By Andy Worthington
March 10, 2009 “fff”
Two weeks ago, when the Obama administration announced that it was bringing to an end the disturbing isolation endured by Ali al-Marri, a U.S. resident who has been held without charge or trial for seven years and two months — and who, most worryingly, has spent the last five years and nine months as an “enemy combatant” in solitary confinement in the Naval Consolidated Brig in Charleston, South Carolina — it was clear that one of the Bush administration’s most arrogant and un-American policies was coming to an end.
President Obama clearly regarded al-Marri’s imprisonment as significant, as he issued a presidential memorandum on his second day in office ordering the Justice Department to review the Qatari national’s case, and the announcement that al-Marri was to be moved out of his seemingly endless legal limbo and into the federal court system demonstrated that, in this specific case at least, the president was sticking to his word.
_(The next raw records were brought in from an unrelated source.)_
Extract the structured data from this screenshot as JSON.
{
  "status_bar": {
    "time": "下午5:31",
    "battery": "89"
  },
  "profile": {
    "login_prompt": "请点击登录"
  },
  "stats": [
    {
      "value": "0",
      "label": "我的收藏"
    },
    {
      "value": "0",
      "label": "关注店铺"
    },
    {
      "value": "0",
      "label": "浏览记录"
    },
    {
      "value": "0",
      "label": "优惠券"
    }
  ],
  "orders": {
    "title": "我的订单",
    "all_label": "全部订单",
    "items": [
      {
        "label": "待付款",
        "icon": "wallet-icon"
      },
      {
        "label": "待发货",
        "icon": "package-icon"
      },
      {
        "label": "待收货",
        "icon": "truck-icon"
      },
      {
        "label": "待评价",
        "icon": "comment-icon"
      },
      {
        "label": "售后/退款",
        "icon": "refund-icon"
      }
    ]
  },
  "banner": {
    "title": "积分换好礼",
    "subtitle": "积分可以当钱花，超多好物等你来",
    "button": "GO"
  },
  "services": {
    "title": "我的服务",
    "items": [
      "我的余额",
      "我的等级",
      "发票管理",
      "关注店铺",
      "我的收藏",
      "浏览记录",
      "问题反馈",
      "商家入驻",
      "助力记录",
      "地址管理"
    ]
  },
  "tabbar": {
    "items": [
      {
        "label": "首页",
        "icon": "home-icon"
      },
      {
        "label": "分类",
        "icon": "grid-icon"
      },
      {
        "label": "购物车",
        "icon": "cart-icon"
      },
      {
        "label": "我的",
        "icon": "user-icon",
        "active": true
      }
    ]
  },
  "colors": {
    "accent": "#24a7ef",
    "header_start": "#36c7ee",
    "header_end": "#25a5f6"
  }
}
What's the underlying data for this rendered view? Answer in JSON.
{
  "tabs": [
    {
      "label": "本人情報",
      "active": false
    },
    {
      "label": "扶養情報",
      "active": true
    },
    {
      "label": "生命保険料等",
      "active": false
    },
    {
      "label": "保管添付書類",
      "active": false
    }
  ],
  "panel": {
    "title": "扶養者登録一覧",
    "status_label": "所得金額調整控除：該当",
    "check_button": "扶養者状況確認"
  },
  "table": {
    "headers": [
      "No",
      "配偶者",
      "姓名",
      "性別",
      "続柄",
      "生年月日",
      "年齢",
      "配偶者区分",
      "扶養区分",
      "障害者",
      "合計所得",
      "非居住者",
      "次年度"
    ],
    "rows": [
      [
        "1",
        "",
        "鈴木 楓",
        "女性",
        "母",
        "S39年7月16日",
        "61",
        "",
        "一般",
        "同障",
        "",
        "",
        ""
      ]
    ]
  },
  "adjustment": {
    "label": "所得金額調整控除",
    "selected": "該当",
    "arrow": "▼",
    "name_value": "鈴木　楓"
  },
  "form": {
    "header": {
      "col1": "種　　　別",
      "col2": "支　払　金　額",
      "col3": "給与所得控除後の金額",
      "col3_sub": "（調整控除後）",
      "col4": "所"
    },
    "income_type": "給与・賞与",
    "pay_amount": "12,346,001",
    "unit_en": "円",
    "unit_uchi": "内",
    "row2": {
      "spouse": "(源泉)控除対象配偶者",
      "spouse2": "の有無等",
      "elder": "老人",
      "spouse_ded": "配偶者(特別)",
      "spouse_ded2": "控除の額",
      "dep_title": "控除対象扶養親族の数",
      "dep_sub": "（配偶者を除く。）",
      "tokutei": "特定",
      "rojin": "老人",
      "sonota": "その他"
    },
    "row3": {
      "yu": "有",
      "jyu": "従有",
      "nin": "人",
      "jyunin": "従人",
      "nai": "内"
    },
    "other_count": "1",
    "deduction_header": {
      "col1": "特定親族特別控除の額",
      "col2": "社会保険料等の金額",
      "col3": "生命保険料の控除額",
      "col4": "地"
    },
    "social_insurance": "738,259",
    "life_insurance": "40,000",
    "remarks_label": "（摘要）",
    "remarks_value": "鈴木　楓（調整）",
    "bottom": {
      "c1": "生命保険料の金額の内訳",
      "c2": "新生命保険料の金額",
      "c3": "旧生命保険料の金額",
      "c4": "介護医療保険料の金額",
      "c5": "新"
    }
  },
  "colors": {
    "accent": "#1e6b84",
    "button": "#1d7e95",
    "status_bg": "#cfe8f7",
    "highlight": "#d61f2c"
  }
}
However, what worried al-Marri’s lawyers — and those, like myself, who have been following his case closely — was that the president’s decision would also bring to an end al-Marri’s pending Supreme Court challenge, in which the nation’s most powerful judges were scheduled to review whether or not the president — any president, not just a member of the Bush family — had the right to designate as an “enemy combatant” any person accused of terrorism arrested on American soil, whether a citizen or a resident, and to imprison them indefinitely without charge or trial.
As a result, you may be thinking that the president no longer has the power to hold Americans without charge or trial as “enemy combatants,” but if this is the case then you may be — and should be — dismayed to learn that a previous ruling to this effect still stands, which was not addressed by the Supreme Court, and which has not been addressed by the Obama administration either.